Sin embargo, y al mismo tiempo, su permanencia en prisión solo le ha servido para ser humillado, tratado como un animal, sometido a vejaciones de todo orden y sin posibilidad de reeducarse -aún si así lo hubiera deseado.
 
Este proceso por el reo ha terminado en prisión a partir de los errores que ha cometido, por las malas decisiones que ha tomado en su vida, lo ha llevado a un lugar donde no es considerado persona, donde otros seres humanos le harán sentir como el peor de todos, recordándole que es material de descarte, y que él -como persona- no vale la pena.
 
Así, pues, del penal solo se egresa con mayor resentimiento, con más odio y desprecio por los demás; listo para una revancha, y no con ganas de enderezar el rumbo de sus vidas con miras a comenzar de cero.
 
Los excesos cometidos en las cárceles, la violencia y corrupción -y su correspondiente clima de malas actitudes y sentimientos- no son temas desconocidos para las autoridades, ni por los funcionarios judiciales, ni tampoco por la sociedad. De algún modo, los ciudadanos pretenden que, en prisión, los detenidos sean realmente castigados. Eso explica porque sucede lo que todos conocen. Lo triste es que nadie se haga cargo y se prefiera exhibir esta actitud irresponsablemente cómplice de avalar con silencio lo inadmisible.
 
Podrían endurecerse las penas e incluso discutirse el procedimiento de las leyes, su velocidad a la hora de aplicarse, la actitud de los jueces y la educación de los ciudadanos. Seguramente, todo ello podría servir.

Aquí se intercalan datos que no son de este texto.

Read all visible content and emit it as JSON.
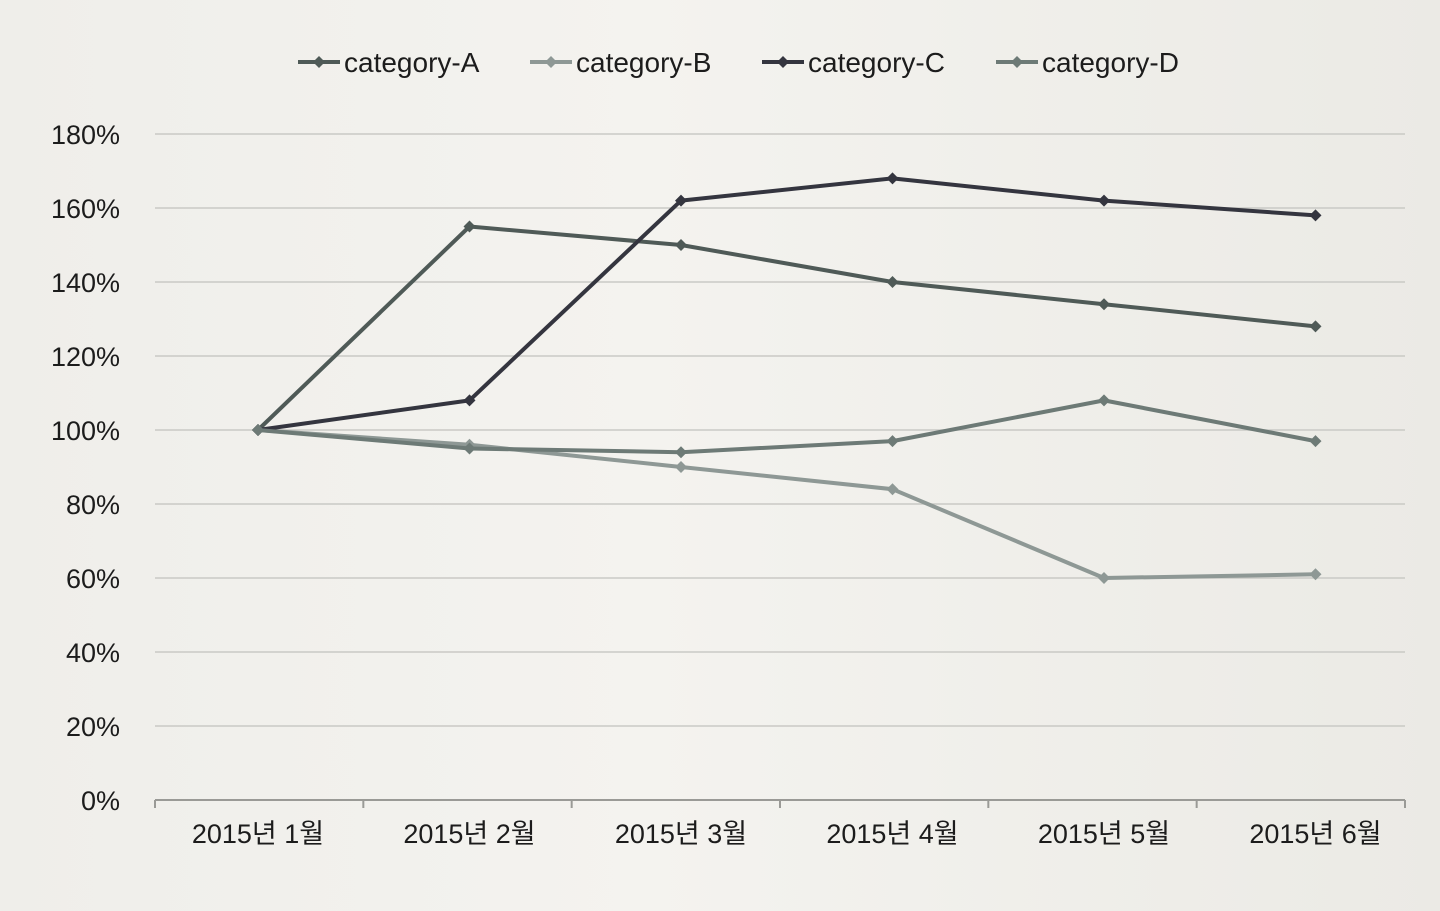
{
  "chart_data": {
    "type": "line",
    "categories": [
      "2015년 1월",
      "2015년 2월",
      "2015년 3월",
      "2015년 4월",
      "2015년 5월",
      "2015년 6월"
    ],
    "ylim": [
      0,
      180
    ],
    "yticks": [
      0,
      20,
      40,
      60,
      80,
      100,
      120,
      140,
      160,
      180
    ],
    "ytick_suffix": "%",
    "grid": true,
    "legend_position": "top",
    "series": [
      {
        "name": "category-A",
        "values": [
          100,
          155,
          150,
          140,
          134,
          128
        ],
        "color": "#4f5a57"
      },
      {
        "name": "category-B",
        "values": [
          100,
          96,
          90,
          84,
          60,
          61
        ],
        "color": "#8e9895"
      },
      {
        "name": "category-C",
        "values": [
          100,
          108,
          162,
          168,
          162,
          158
        ],
        "color": "#34353f"
      },
      {
        "name": "category-D",
        "values": [
          100,
          95,
          94,
          97,
          108,
          97
        ],
        "color": "#6d7a76"
      }
    ]
  }
}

Pero, mientras la herramienta que la sociedad tiene para reinsertar personas equivocadas sea el actual régimen penitenciario, esto no tiene un horizonte positivo a la vista.
 
Ni la mejor legislación que pueda soñarse, ni un esquema óptimo de selección para que sean hombres probos los encargados de impartir justicia, ni tampoco un rediseño de los contenidos de la educación formal, alcanzarán para encontrar el sendero. Resulta imprescindible que aquellas personas que han cometido delitos tengan una oportunidad, al menos una, de corregir sus errores, de arrepentirse, y de volver a ser parte integrante de la comunidad. Pero ya no repletos de malos sentimientos, sino con el entusiasmo de intentar una vida nueva y mejor. Es a tal efecto que es menester transformar el sistema carcelario.